Балакшин знал, что в городе у него много сильных врагов и самый опасный из них Мартин Тегерсен, совладелец консервного завода. Тегерсен вместе со своим компаньоном Брюлем появился в Кургане вскоре после создания маслодельного «Союза». На пустыре, у линии железной дороги, предприимчивые датчане открыли небольшой колбасный цех с бойней и холодильником. Они скупали по дешевке у крестьян скот, особенно свиней, делали колбасы; с годами расширили предприятие, приносившее большую прибыль, и стали выпускать мясные консервы и бекон.

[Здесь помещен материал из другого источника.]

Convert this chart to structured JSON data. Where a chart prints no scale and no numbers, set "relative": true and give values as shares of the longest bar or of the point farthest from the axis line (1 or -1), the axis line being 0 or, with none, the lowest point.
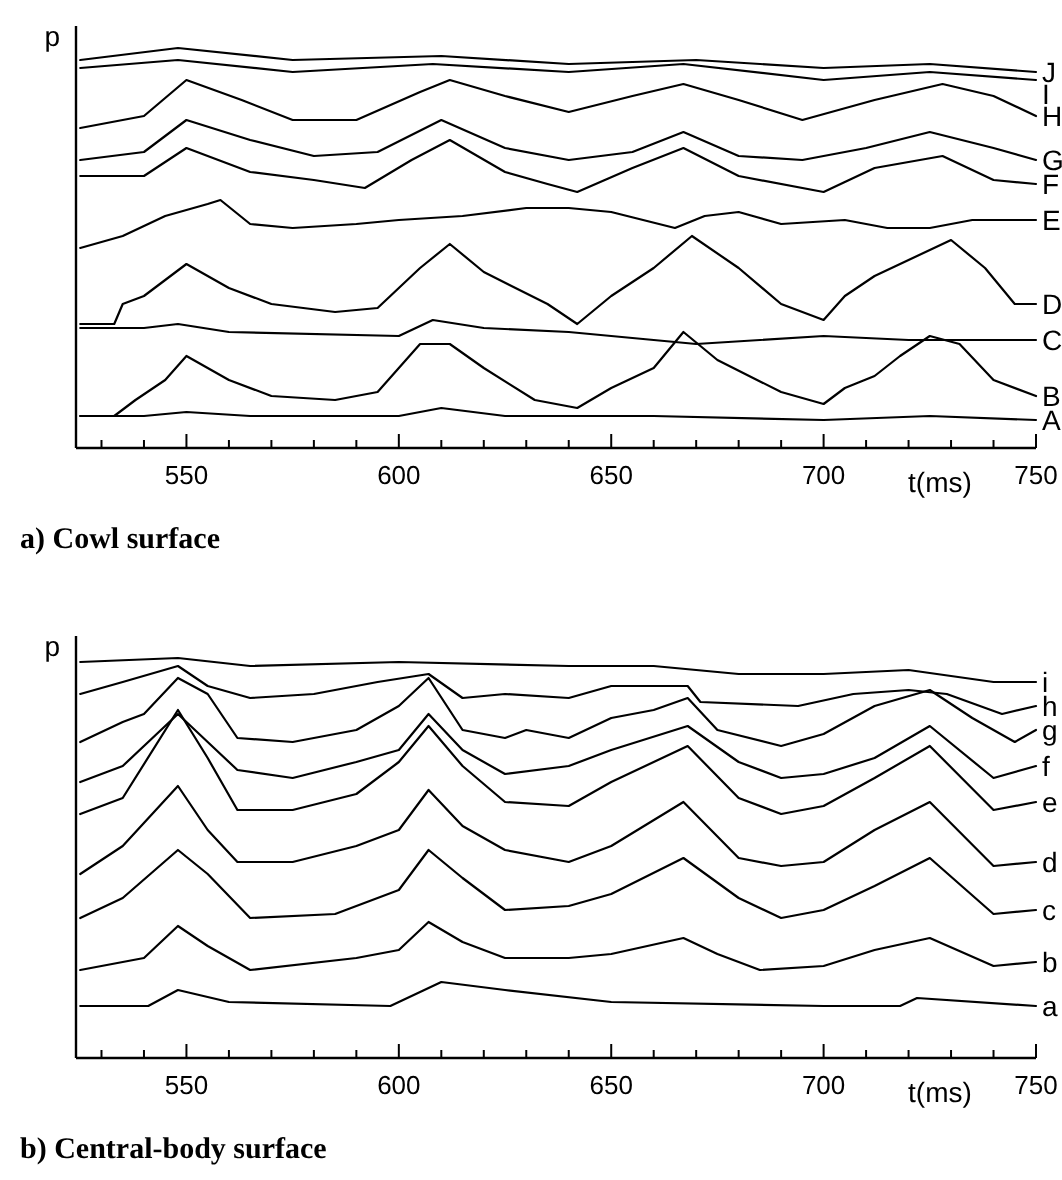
{
  "chart_data": [
    {
      "type": "line",
      "title": "a) Cowl surface",
      "xlabel": "t(ms)",
      "ylabel": "p",
      "relative": true,
      "xlim": [
        524,
        750
      ],
      "xticks": [
        {
          "value": 530,
          "label": null
        },
        {
          "value": 540,
          "label": null
        },
        550,
        {
          "value": 560,
          "label": null
        },
        {
          "value": 570,
          "label": null
        },
        {
          "value": 580,
          "label": null
        },
        {
          "value": 590,
          "label": null
        },
        600,
        {
          "value": 610,
          "label": null
        },
        {
          "value": 620,
          "label": null
        },
        {
          "value": 630,
          "label": null
        },
        {
          "value": 640,
          "label": null
        },
        650,
        {
          "value": 660,
          "label": null
        },
        {
          "value": 670,
          "label": null
        },
        {
          "value": 680,
          "label": null
        },
        {
          "value": 690,
          "label": null
        },
        700,
        {
          "value": 710,
          "label": null
        },
        {
          "value": 720,
          "label": null
        },
        {
          "value": 730,
          "label": null
        },
        {
          "value": 740,
          "label": null
        },
        750
      ],
      "grid": false,
      "marker": "none",
      "line_style": "solid",
      "series": [
        {
          "name": "J",
          "color": "#000000",
          "x": [
            525,
            548,
            575,
            610,
            640,
            670,
            700,
            725,
            750
          ],
          "values": [
            0.97,
            1.0,
            0.97,
            0.98,
            0.96,
            0.97,
            0.95,
            0.96,
            0.94
          ]
        },
        {
          "name": "I",
          "color": "#000000",
          "x": [
            525,
            548,
            575,
            608,
            640,
            667,
            700,
            725,
            750
          ],
          "values": [
            0.95,
            0.97,
            0.94,
            0.96,
            0.94,
            0.96,
            0.92,
            0.94,
            0.92
          ]
        },
        {
          "name": "H",
          "color": "#000000",
          "x": [
            525,
            540,
            550,
            563,
            575,
            590,
            605,
            612,
            625,
            640,
            655,
            667,
            680,
            695,
            712,
            728,
            740,
            750
          ],
          "values": [
            0.8,
            0.83,
            0.92,
            0.87,
            0.82,
            0.82,
            0.89,
            0.92,
            0.88,
            0.84,
            0.88,
            0.91,
            0.87,
            0.82,
            0.87,
            0.91,
            0.88,
            0.83
          ]
        },
        {
          "name": "G",
          "color": "#000000",
          "x": [
            525,
            540,
            550,
            565,
            580,
            595,
            610,
            625,
            640,
            655,
            667,
            680,
            695,
            710,
            725,
            740,
            750
          ],
          "values": [
            0.72,
            0.74,
            0.82,
            0.77,
            0.73,
            0.74,
            0.82,
            0.75,
            0.72,
            0.74,
            0.79,
            0.73,
            0.72,
            0.75,
            0.79,
            0.75,
            0.72
          ]
        },
        {
          "name": "F",
          "color": "#000000",
          "x": [
            525,
            540,
            550,
            565,
            580,
            592,
            603,
            612,
            625,
            635,
            642,
            655,
            667,
            680,
            700,
            712,
            728,
            740,
            750
          ],
          "values": [
            0.68,
            0.68,
            0.75,
            0.69,
            0.67,
            0.65,
            0.72,
            0.77,
            0.69,
            0.66,
            0.64,
            0.7,
            0.75,
            0.68,
            0.64,
            0.7,
            0.73,
            0.67,
            0.66
          ]
        },
        {
          "name": "E",
          "color": "#000000",
          "x": [
            525,
            535,
            545,
            555,
            558,
            565,
            575,
            590,
            600,
            615,
            630,
            640,
            650,
            665,
            672,
            680,
            690,
            705,
            715,
            725,
            735,
            750
          ],
          "values": [
            0.5,
            0.53,
            0.58,
            0.61,
            0.62,
            0.56,
            0.55,
            0.56,
            0.57,
            0.58,
            0.6,
            0.6,
            0.59,
            0.55,
            0.58,
            0.59,
            0.56,
            0.57,
            0.55,
            0.55,
            0.57,
            0.57
          ]
        },
        {
          "name": "D",
          "color": "#000000",
          "x": [
            525,
            533,
            535,
            540,
            550,
            560,
            570,
            585,
            595,
            605,
            612,
            620,
            635,
            642,
            650,
            660,
            669,
            680,
            690,
            700,
            705,
            712,
            720,
            730,
            738,
            745,
            750
          ],
          "values": [
            0.31,
            0.31,
            0.36,
            0.38,
            0.46,
            0.4,
            0.36,
            0.34,
            0.35,
            0.45,
            0.51,
            0.44,
            0.36,
            0.31,
            0.38,
            0.45,
            0.53,
            0.45,
            0.36,
            0.32,
            0.38,
            0.43,
            0.47,
            0.52,
            0.45,
            0.36,
            0.36
          ]
        },
        {
          "name": "C",
          "color": "#000000",
          "x": [
            525,
            540,
            548,
            560,
            600,
            608,
            620,
            640,
            660,
            670,
            700,
            720,
            750
          ],
          "values": [
            0.3,
            0.3,
            0.31,
            0.29,
            0.28,
            0.32,
            0.3,
            0.29,
            0.27,
            0.26,
            0.28,
            0.27,
            0.27
          ]
        },
        {
          "name": "B",
          "color": "#000000",
          "x": [
            525,
            533,
            538,
            545,
            550,
            560,
            570,
            585,
            595,
            605,
            612,
            620,
            632,
            642,
            650,
            660,
            667,
            675,
            690,
            700,
            705,
            712,
            718,
            725,
            732,
            740,
            750
          ],
          "values": [
            0.08,
            0.08,
            0.12,
            0.17,
            0.23,
            0.17,
            0.13,
            0.12,
            0.14,
            0.26,
            0.26,
            0.2,
            0.12,
            0.1,
            0.15,
            0.2,
            0.29,
            0.22,
            0.14,
            0.11,
            0.15,
            0.18,
            0.23,
            0.28,
            0.26,
            0.17,
            0.13
          ]
        },
        {
          "name": "A",
          "color": "#000000",
          "x": [
            525,
            540,
            550,
            565,
            600,
            610,
            625,
            660,
            700,
            725,
            750
          ],
          "values": [
            0.08,
            0.08,
            0.09,
            0.08,
            0.08,
            0.1,
            0.08,
            0.08,
            0.07,
            0.08,
            0.07
          ]
        }
      ]
    },
    {
      "type": "line",
      "title": "b) Central-body surface",
      "xlabel": "t(ms)",
      "ylabel": "p",
      "relative": true,
      "xlim": [
        524,
        750
      ],
      "xticks": [
        {
          "value": 530,
          "label": null
        },
        {
          "value": 540,
          "label": null
        },
        550,
        {
          "value": 560,
          "label": null
        },
        {
          "value": 570,
          "label": null
        },
        {
          "value": 580,
          "label": null
        },
        {
          "value": 590,
          "label": null
        },
        600,
        {
          "value": 610,
          "label": null
        },
        {
          "value": 620,
          "label": null
        },
        {
          "value": 630,
          "label": null
        },
        {
          "value": 640,
          "label": null
        },
        650,
        {
          "value": 660,
          "label": null
        },
        {
          "value": 670,
          "label": null
        },
        {
          "value": 680,
          "label": null
        },
        {
          "value": 690,
          "label": null
        },
        700,
        {
          "value": 710,
          "label": null
        },
        {
          "value": 720,
          "label": null
        },
        {
          "value": 730,
          "label": null
        },
        {
          "value": 740,
          "label": null
        },
        750
      ],
      "grid": false,
      "marker": "none",
      "line_style": "solid",
      "series": [
        {
          "name": "i",
          "color": "#000000",
          "x": [
            525,
            548,
            565,
            600,
            640,
            660,
            680,
            700,
            720,
            740,
            750
          ],
          "values": [
            0.99,
            1.0,
            0.98,
            0.99,
            0.98,
            0.98,
            0.96,
            0.96,
            0.97,
            0.94,
            0.94
          ]
        },
        {
          "name": "h",
          "color": "#000000",
          "x": [
            525,
            535,
            548,
            555,
            565,
            580,
            595,
            607,
            615,
            625,
            640,
            650,
            668,
            671,
            694,
            707,
            720,
            729,
            742,
            750
          ],
          "values": [
            0.91,
            0.94,
            0.98,
            0.93,
            0.9,
            0.91,
            0.94,
            0.96,
            0.9,
            0.91,
            0.9,
            0.93,
            0.93,
            0.89,
            0.88,
            0.91,
            0.92,
            0.91,
            0.86,
            0.88
          ]
        },
        {
          "name": "g",
          "color": "#000000",
          "x": [
            525,
            535,
            540,
            548,
            555,
            562,
            575,
            590,
            600,
            607,
            615,
            625,
            630,
            640,
            650,
            660,
            668,
            675,
            690,
            700,
            712,
            725,
            735,
            745,
            750
          ],
          "values": [
            0.79,
            0.84,
            0.86,
            0.95,
            0.91,
            0.8,
            0.79,
            0.82,
            0.88,
            0.95,
            0.82,
            0.8,
            0.82,
            0.8,
            0.85,
            0.87,
            0.9,
            0.82,
            0.78,
            0.81,
            0.88,
            0.92,
            0.85,
            0.79,
            0.82
          ]
        },
        {
          "name": "f",
          "color": "#000000",
          "x": [
            525,
            535,
            548,
            555,
            562,
            575,
            590,
            600,
            607,
            615,
            625,
            640,
            650,
            668,
            680,
            690,
            700,
            712,
            725,
            740,
            750
          ],
          "values": [
            0.69,
            0.73,
            0.86,
            0.79,
            0.72,
            0.7,
            0.74,
            0.77,
            0.86,
            0.77,
            0.71,
            0.73,
            0.77,
            0.83,
            0.74,
            0.7,
            0.71,
            0.75,
            0.83,
            0.7,
            0.73
          ]
        },
        {
          "name": "e",
          "color": "#000000",
          "x": [
            525,
            535,
            548,
            555,
            562,
            575,
            590,
            600,
            607,
            615,
            625,
            640,
            650,
            668,
            680,
            690,
            700,
            712,
            725,
            740,
            750
          ],
          "values": [
            0.61,
            0.65,
            0.87,
            0.75,
            0.62,
            0.62,
            0.66,
            0.74,
            0.83,
            0.73,
            0.64,
            0.63,
            0.69,
            0.78,
            0.65,
            0.61,
            0.63,
            0.7,
            0.78,
            0.62,
            0.64
          ]
        },
        {
          "name": "d",
          "color": "#000000",
          "x": [
            525,
            535,
            548,
            555,
            562,
            575,
            590,
            600,
            607,
            615,
            625,
            640,
            650,
            667,
            680,
            690,
            700,
            712,
            725,
            740,
            750
          ],
          "values": [
            0.46,
            0.53,
            0.68,
            0.57,
            0.49,
            0.49,
            0.53,
            0.57,
            0.67,
            0.58,
            0.52,
            0.49,
            0.53,
            0.64,
            0.5,
            0.48,
            0.49,
            0.57,
            0.64,
            0.48,
            0.49
          ]
        },
        {
          "name": "c",
          "color": "#000000",
          "x": [
            525,
            535,
            548,
            555,
            565,
            585,
            600,
            607,
            615,
            625,
            640,
            650,
            667,
            680,
            690,
            700,
            712,
            725,
            740,
            750
          ],
          "values": [
            0.35,
            0.4,
            0.52,
            0.46,
            0.35,
            0.36,
            0.42,
            0.52,
            0.45,
            0.37,
            0.38,
            0.41,
            0.5,
            0.4,
            0.35,
            0.37,
            0.43,
            0.5,
            0.36,
            0.37
          ]
        },
        {
          "name": "b",
          "color": "#000000",
          "x": [
            525,
            540,
            548,
            555,
            565,
            590,
            600,
            607,
            615,
            625,
            640,
            650,
            667,
            675,
            685,
            700,
            712,
            725,
            740,
            750
          ],
          "values": [
            0.22,
            0.25,
            0.33,
            0.28,
            0.22,
            0.25,
            0.27,
            0.34,
            0.29,
            0.25,
            0.25,
            0.26,
            0.3,
            0.26,
            0.22,
            0.23,
            0.27,
            0.3,
            0.23,
            0.24
          ]
        },
        {
          "name": "a",
          "color": "#000000",
          "x": [
            525,
            541,
            548,
            560,
            598,
            610,
            625,
            650,
            700,
            718,
            722,
            750
          ],
          "values": [
            0.13,
            0.13,
            0.17,
            0.14,
            0.13,
            0.19,
            0.17,
            0.14,
            0.13,
            0.13,
            0.15,
            0.13
          ]
        }
      ]
    }
  ]
}
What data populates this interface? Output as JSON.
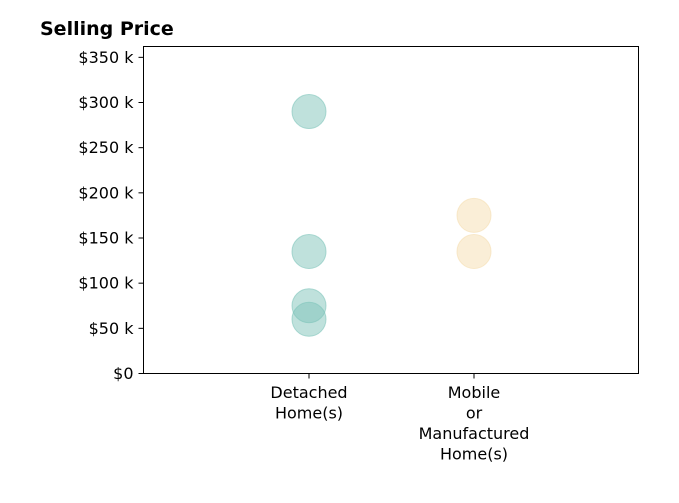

Первое время продукция шла исключительно на экспорт, но с начала войны Брюль и Тегерсен заключили выгодный контракт с русским военным интендантством на поставку мясных продуктов для армии. Фирма стала самой могущественной в Кургане. Настоящим хозяином ее был Тегерсен, еще не старый мужчина с нездоровым лицом, хранившим на себе следы бурной молодости: дряблые мешочки под глазами, густая сетка морщин на одутловатых щеках. Нескладная сухопарая фигура датчанина все чаще стала появляться в уезде. Доверенные люди Балакшина доносили: «немец» строит маслодельные заводы. Между всесильным «Союзом» и датской фирмой началась упорная скрытая борьба, целью которой было полное разорение противника.